We have around £6 billion of the scheme in that growth fund. The illiquid growth assets and the private equity sit outside because you cannot manage those dynamically. You still have to commit to funds as they come up, and so you have to form a view as to what you want your allocation to be and agree that. You can shape it slightly as you go along, but there is not a lot of potential for that. So the main dynamism comes in the liquid and ­semi-liquid growth assets.
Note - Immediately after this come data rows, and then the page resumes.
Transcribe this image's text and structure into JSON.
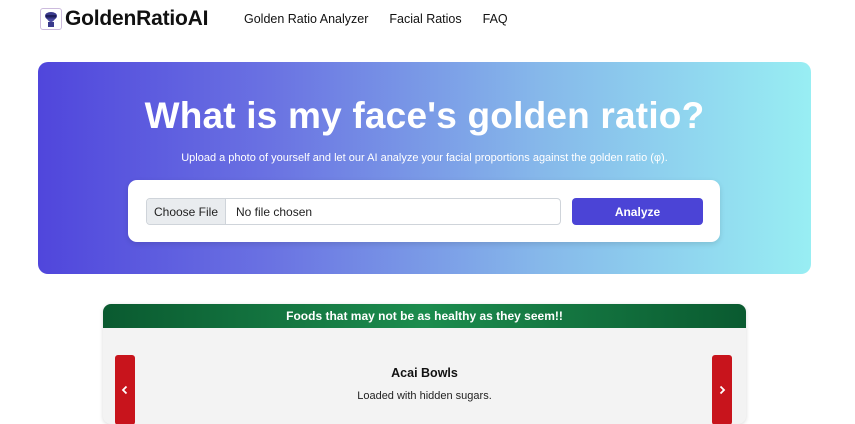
{
  "brand": {
    "name": "GoldenRatioAI",
    "logo_icon": "masked-face-icon"
  },
  "nav": {
    "items": [
      "Golden Ratio Analyzer",
      "Facial Ratios",
      "FAQ"
    ]
  },
  "hero": {
    "title": "What is my face's golden ratio?",
    "subtitle": "Upload a photo of yourself and let our AI analyze your facial proportions against the golden ratio (φ).",
    "file_button": "Choose File",
    "file_status": "No file chosen",
    "analyze_label": "Analyze"
  },
  "promo": {
    "header": "Foods that may not be as healthy as they seem!!",
    "item_title": "Acai Bowls",
    "item_desc": "Loaded with hidden sugars.",
    "prev_icon": "chevron-left-icon",
    "next_icon": "chevron-right-icon"
  },
  "colors": {
    "accent": "#4b44d6",
    "promo_green": "#1c8c4e",
    "arrow_red": "#c8141c"
  }
}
What about the active/passive debate?

If you ask what the philosophy is here, it is pretty much that you should only pay for ­active if you really think it is going to ­generate reliable returns above the passive alternative. That leads us to have around two-thirds to three-quarters of the assets managed actively – because we think we can. That is partly ­because, if you invest in alternatives, often there is not a credible passive version.

What are you looking for in a manager?
It is really hard to say there is one thing. We have such a wide variety of managers and we have a team of eight people ­whose job it is to look for them all day. They do not do it on their own, they do ­subsrcibe to databases, but they also source their own ideas. Some of the managers we appoint are very ­quantative, others not at all. It is a case of do you believe not just that their process is ­better than the next guy’s, but do you believe that the process they have got with coming up with the strategy makes sense.
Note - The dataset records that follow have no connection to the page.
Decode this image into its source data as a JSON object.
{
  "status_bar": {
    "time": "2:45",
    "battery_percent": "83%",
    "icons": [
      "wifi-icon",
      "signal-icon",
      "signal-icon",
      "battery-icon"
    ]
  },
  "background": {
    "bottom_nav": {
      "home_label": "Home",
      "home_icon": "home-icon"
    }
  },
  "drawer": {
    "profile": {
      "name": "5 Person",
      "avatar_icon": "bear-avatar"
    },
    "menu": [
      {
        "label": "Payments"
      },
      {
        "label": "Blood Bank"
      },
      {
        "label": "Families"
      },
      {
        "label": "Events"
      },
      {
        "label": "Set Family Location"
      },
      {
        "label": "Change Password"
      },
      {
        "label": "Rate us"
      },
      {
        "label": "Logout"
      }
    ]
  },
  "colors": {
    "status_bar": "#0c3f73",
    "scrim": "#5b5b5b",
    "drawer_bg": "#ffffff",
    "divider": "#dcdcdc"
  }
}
What are the warning signs for you that all is no longer well at a manager?
Often it is organisational change, or just too much success. A strategy might work well at £1 billion or £2 billion and might not work quite so well at £5 billion.
When the ­manager comes back and says they used to have a ­limit on size but can now operate a ­higher ­limit you have to be pretty sceptical.

What can you tell me about the stages of ­development on the investment side at NEST?
That is still a work in progress. I happen to be the chair of the investment committee but, they have an in house executive who ­are extreemely capable, led by CEO Tim Jones. They have recruited people from asset ­management, and have managed to find people who are obviously very committed to wanting to do something worthwhile.
In terms of rolling out the investment ­offering, they are tendering for some ­investment management contracts at the moment.
Those tenders are now closed, but it is ­important to understand that they are ­really building blocks – not strategies.
We have ­been tendering for a passive ­manager and an index-linked gilts manager and gilt ­manager.
They are not necessarily fund ­options that members will see, they are ­building blocks for fund options.
The whole NEST strategy is really around helping ­people to do the ­sensible thing, with the ­likelihood that the vast majority of ­members will end up in a ­default strategy.
The default strategy will be target dated and we will try to do sensible things around risk in return.
The idea is that in the early years, ­persistence is more important than ­investment return.

Is the first rule with NEST, not to loose any money?
Exactly. A low risk start while people get used to the idea of saving, not necessarily a no risk start, but a low risk start.
A reasonable level of risk over people’s main working lifetime, there is no point in doing this if you are not actually trying to make ­some returns.
We are trying to make a real difference to people’s retirement outcomes.